Context
ShopSnap is adding a smart categorization feature to its mobile app. When a user saves a note, receipt, photo caption, or short text snippet, the app should assign one of 120 product-defined categories and return a confidence score plus a short rationale for debugging.
Constraints
- p95 end-to-end latency: <300ms on modern devices, <800ms on low-end devices or poor networks
- Monthly inference budget: <$25K at 8M categorizations/month
- Quality bar: macro-F1 0.88 on English, 0.80 on top 5 non-English locales
- Hallucination ceiling: rationale must not invent unsupported attributes in >1% of sampled outputs
- Privacy: raw user text from minors and enterprise accounts cannot leave device without explicit consent
- Reliability: feature should degrade gracefully offline and under high server load
Available Resources
- 1.8M historical labeled examples across the 120 categories, with class imbalance
- A candidate on-device model budget of <250MB and <2.5W peak power draw
- Access to a hosted LLM API for server inference and a smaller distilled local model for on-device inference
- Mobile telemetry, feature flags, and an existing evaluation pipeline for offline classification benchmarks
- Optional metadata at inference time: locale, app surface, and whether OCR was used
Task
- Propose how you would decide between on-device, server-side, or a hybrid routing approach for categorization, explicitly defining the evaluation plan before the architecture.
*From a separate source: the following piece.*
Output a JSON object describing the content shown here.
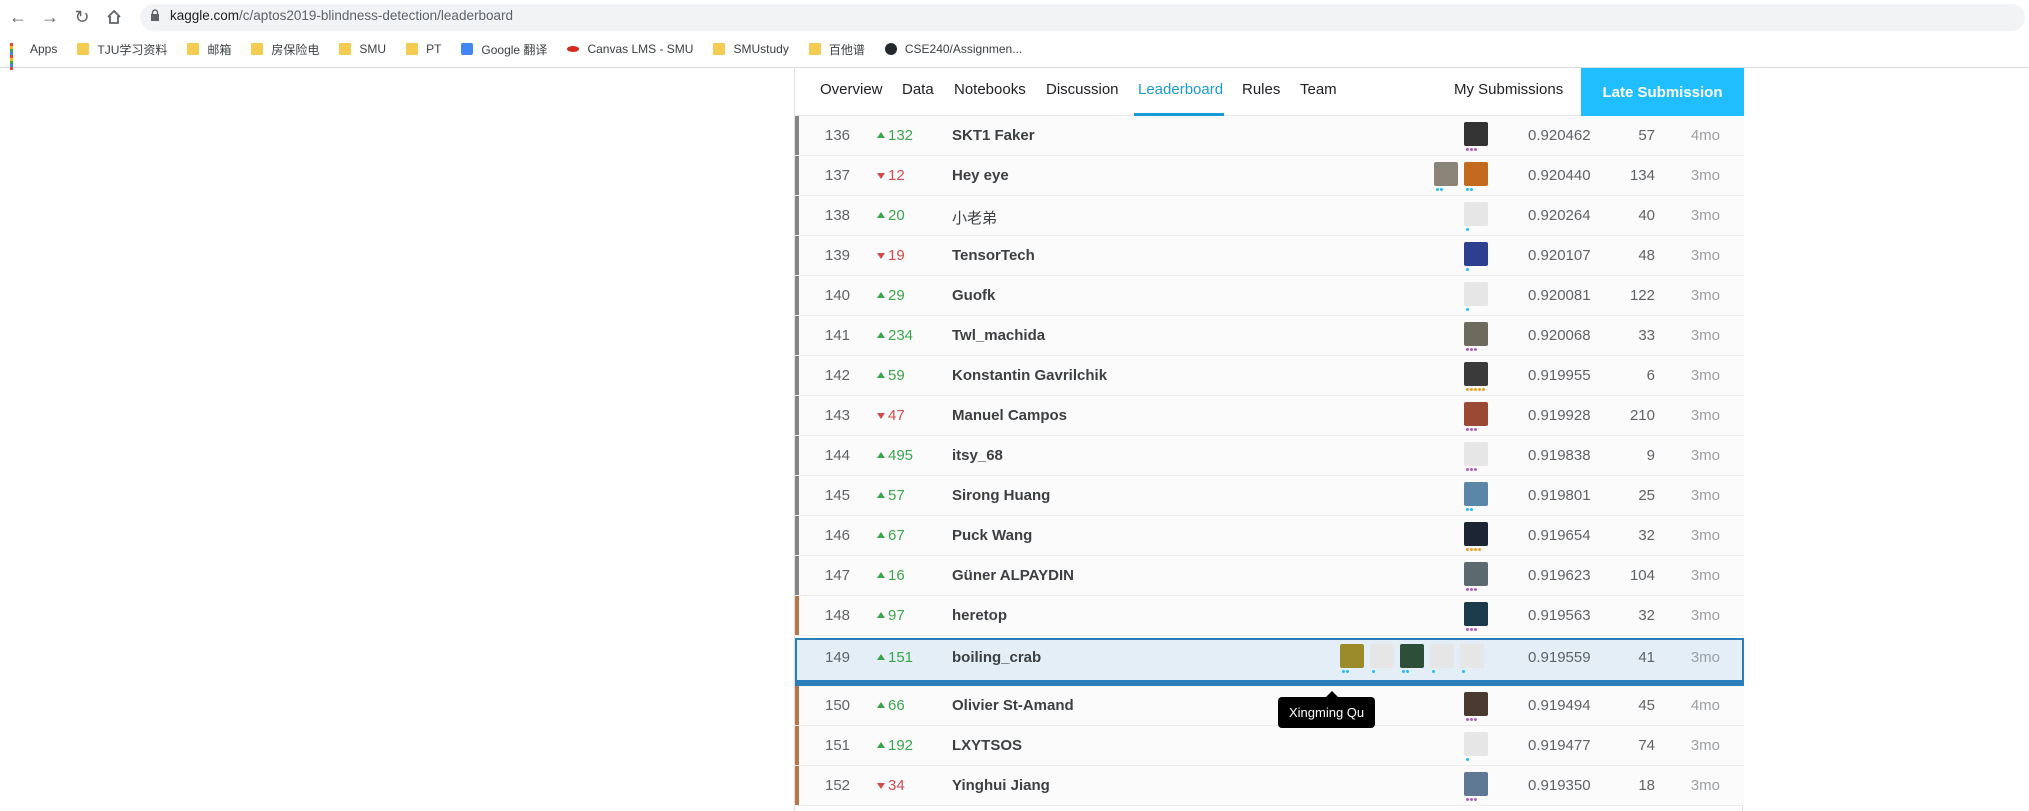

- Design the prompting / output contract so the model returns a valid category, calibrated confidence, and a rationale without leaking unsupported claims.
- Describe the serving architecture, including fallback behavior for offline mode, poor connectivity, and low-confidence predictions.
- Specify offline and online evaluation, including quality, hallucination, latency, cost, battery, and safety metrics.
- Identify key failure modes such as prompt injection in user text, privacy leakage, and long-tail category errors, and explain mitigations.